そして落ちついてから、何かを出したくなってバッグを開けると、なんと、先ほど食べたと思っていたお菓子が、バッグの中に入っているのに気がついた。
それでようやく、自分のお菓子だと思って食べていたのは自分のものではなく、隣にいた男性のものだったと初めて気づき、恥ずかしさでいっぱいになった。そして、男性に謝りたいと思ったが今となってはどうにもならなかった。
そして最後に、彼女がこの経験から学んだという結論的な話があり、それが思わずホロリとなるとても良い話だったが、そこがどうしても思い出せない。あとは自分で想像するよりほかはないのだが・・・まるで何も浮かんでこない。
それとは別に、この男性は、「なんて図々しい女」とは思わず、最後の一つを半分に割り、ニコニコと彼女に渡すとは、実に素晴らしい紳士がいるものだと感心させられた。

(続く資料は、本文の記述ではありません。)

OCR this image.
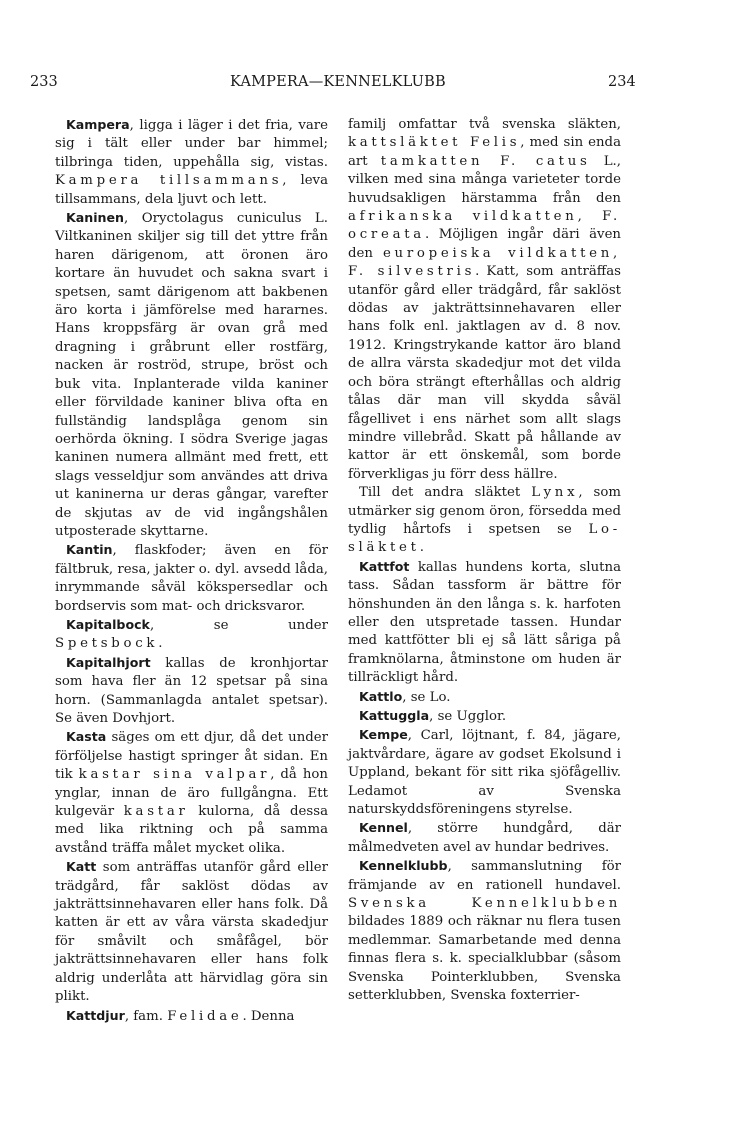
233	KAMPERA—KENNELKLUBB	234

Kampera, ligga i läger i det fria, vare sig i tält eller under bar himmel; tilbringa tiden, uppehålla sig, vistas. Kampera tillsammans, leva tillsammans, dela ljuvt och lett.

Kaninen, Oryctolagus cuniculus L. Viltkaninen skiljer sig till det yttre från haren därigenom, att öronen äro kortare än huvudet och sakna svart i spetsen, samt därigenom att bakbenen äro korta i jämförelse med hararnes. Hans kroppsfärg är ovan grå med dragning i gråbrunt eller rostfärg, nacken är roströd, strupe, bröst och buk vita. Inplanterade vilda kaniner eller förvildade kaniner bliva ofta en fullständig landsplåga genom sin oerhörda ökning. I södra Sverige jagas kaninen numera allmänt med frett, ett slags vesseldjur som användes att driva ut kaninerna ur deras gångar, varefter de skjutas av de vid ingångshålen utposterade skyttarne.

Kantin, flaskfoder; även en för fältbruk, resa, jakter o. dyl. avsedd låda, inrymmande såväl kökspersedlar och bordservis som mat- och dricksvaror.

Kapitalbock, se under Spetsbock.

Kapitalhjort kallas de kronhjortar som hava fler än 12 spetsar på sina horn. (Sammanlagda antalet spetsar). Se även Dovhjort.

Kasta säges om ett djur, då det under förföljelse hastigt springer åt sidan. En tik kastar sina valpar, då hon ynglar, innan de äro fullgångna. Ett kulgevär kastar kulorna, då dessa med lika riktning och på samma avstånd träffa målet mycket olika.

Katt som anträffas utanför gård eller trädgård, får saklöst dödas av jakträttsinnehavaren eller hans folk. Då katten är ett av våra värsta skadedjur för småvilt och småfågel, bör jakträttsinnehavaren eller hans folk aldrig underlåta att härvidlag göra sin plikt.

Kattdjur, fam. Felidae. Denna

familj omfattar två svenska släkten, kattsläktet Felis, med sin enda art tamkatten F. catus L., vilken med sina många varieteter torde huvudsakligen härstamma från den afrikanska vildkatten, F. ocreata. Möjligen ingår däri även den europeiska vildkatten, F. silvestris. Katt, som anträffas utanför gård eller trädgård, får saklöst dödas av jakträttsinnehavaren eller hans folk enl. jaktlagen av d. 8 nov. 1912. Kringstrykande kattor äro bland de allra värsta skadedjur mot det vilda och böra strängt efterhållas och aldrig tålas där man vill skydda såväl fågellivet i ens närhet som allt slags mindre villebråd. Skatt på hållande av kattor är ett önskemål, som borde förverkligas ju förr dess hällre.

Till det andra släktet Lynx, som utmärker sig genom öron, försedda med tydlig hårtofs i spetsen se Lo-släktet.

Kattfot kallas hundens korta, slutna tass. Sådan tassform är bättre för hönshunden än den långa s. k. harfoten eller den utspretade tassen. Hundar med kattfötter bli ej så lätt såriga på framknölarna, åtminstone om huden är tillräckligt hård.

Kattlo, se Lo.

Kattuggla, se Ugglor.

Kempe, Carl, löjtnant, f. 84, jägare, jaktvårdare, ägare av godset Ekolsund i Uppland, bekant för sitt rika sjöfågelliv. Ledamot av Svenska naturskyddsföreningens styrelse.

Kennel, större hundgård, där målmedveten avel av hundar bedrives.

Kennelklubb, sammanslutning för främjande av en rationell hundavel. Svenska Kennelklubben bildades 1889 och räknar nu flera tusen medlemmar. Samarbetande med denna finnas flera s. k. specialklubbar (såsom Svenska Pointerklubben, Svenska setterklubben, Svenska foxterrier-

話が長くなるが、ここまで書いてきて、10年ぐらい前の私の兄の話を思い出した。
兄の車のボディーに少し傷がついていて、「私がどうした?」と聞くと、
「小さい子供を乗せた若い母親にぶつけられた」という。
「それでどうした?」とさらに聞くと、
「何も言わずに許してやったよ。最後に、運転席に乗った母親に、あんたいい人にぶつかってよかったなあといってやったら、嬉しそうに笑っていたよ」と愉快そうにいう。わたしは大いに感心して、
「ふ~ん、偉いねえ!」と言うと、
「自分の娘と思ったら、文句も言えんだろう」
とのことだった。そう言ったときの笑った顔が実に良かったのである。それで、もし自分にもそんなことがあったら、「あんたいい人にぶつかってよかったなあ」とにっこり笑って、同じセリフを吐いてやろうと思ったのでした。